Harada Taku, Watari Takashi, Nakai Mori
Division of General Medicine, Nerima Hikarigaoka Hospital, Tokyo, Japan.
Division of Diagnostic and Generalist Medicine, Dokkyo Medical University Hospital, Tochigi, Japan.
J Community Hosp Intern Med Perspect. 2025 Mar 7;15(2):21-24. doi: 10.55729/2000-9666.1455. eCollection 2025.

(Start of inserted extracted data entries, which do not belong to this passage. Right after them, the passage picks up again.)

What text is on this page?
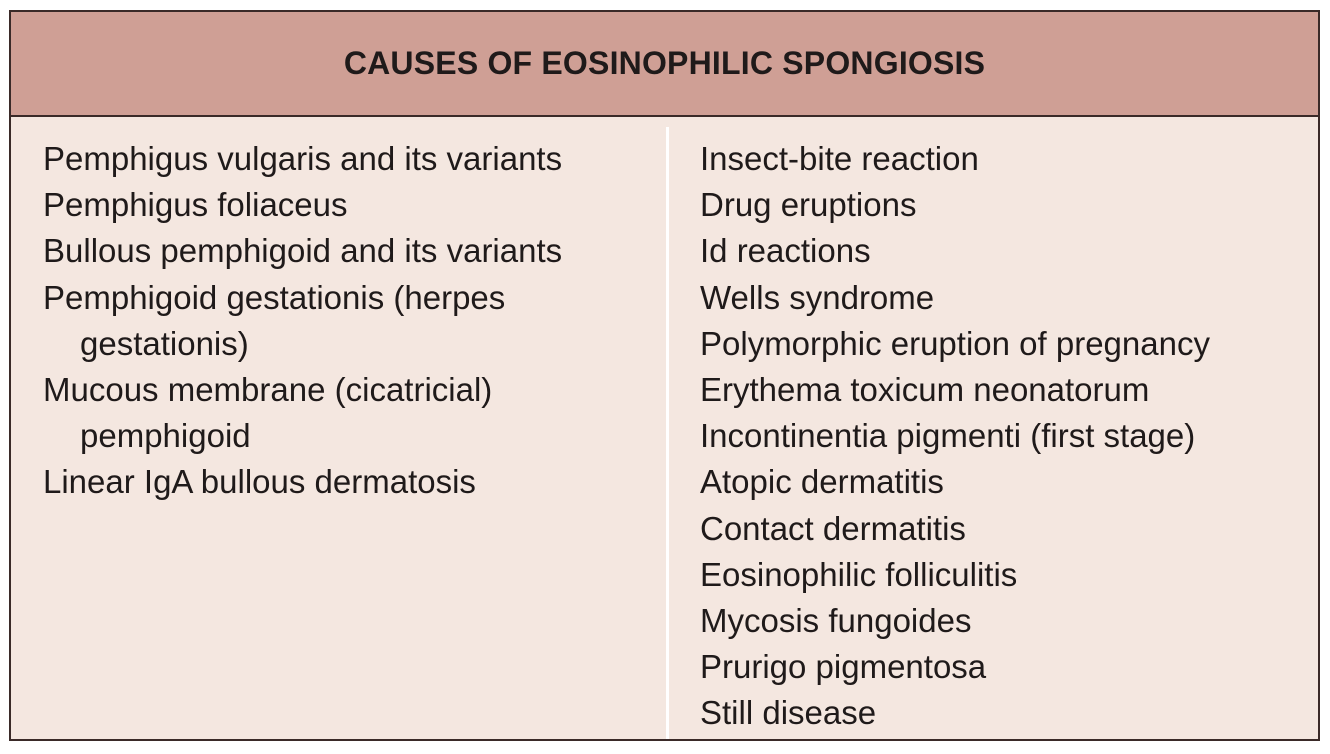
CAUSES OF EOSINOPHILIC SPONGIOSIS
Pemphigus vulgaris and its variants
Pemphigus foliaceus
Bullous pemphigoid and its variants
Pemphigoid gestationis (herpes gestationis)
Mucous membrane (cicatricial) pemphigoid
Linear IgA bullous dermatosis
Insect-bite reaction
Drug eruptions
Id reactions
Wells syndrome
Polymorphic eruption of pregnancy
Erythema toxicum neonatorum
Incontinentia pigmenti (first stage)
Atopic dermatitis
Contact dermatitis
Eosinophilic folliculitis
Mycosis fungoides
Prurigo pigmentosa
Still disease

Acute calcium pyrophosphate crystal arthritis (CPP) or pseudogout commonly affects older adults and may manifest as fever during hospitalization. However, its recognition as a cause of fever remains under-investigated, and diagnostic delays have been reported in approximately 27% of cases. This study evaluated the diagnostic and treatment accuracies of acute CPP in acute-care hospitals over a decade. Out of 47 cases, effective treatment was administered within 24 h in only 40.4% of cases. When managed by hospitalists, the likelihood of a timely and appropriate diagnosis increases, with a reduction of about half in the unnecessary use of computed tomography scans and antibiotics.
急性焦磷酸钙晶体关节炎(CPP)或假痛风常见于老年人,住院期间可能表现为发热。然而,其作为发热原因的认识仍未得到充分研究,据报道约27%的病例存在诊断延迟。本研究评估了十年来急性护理医院中急性CPP的诊断和治疗准确性。在47例病例中,仅40.4%的病例在24小时内得到有效治疗。由住院医师管理时,及时且恰当诊断的可能性增加,计算机断层扫描和抗生素的不必要使用减少约一半。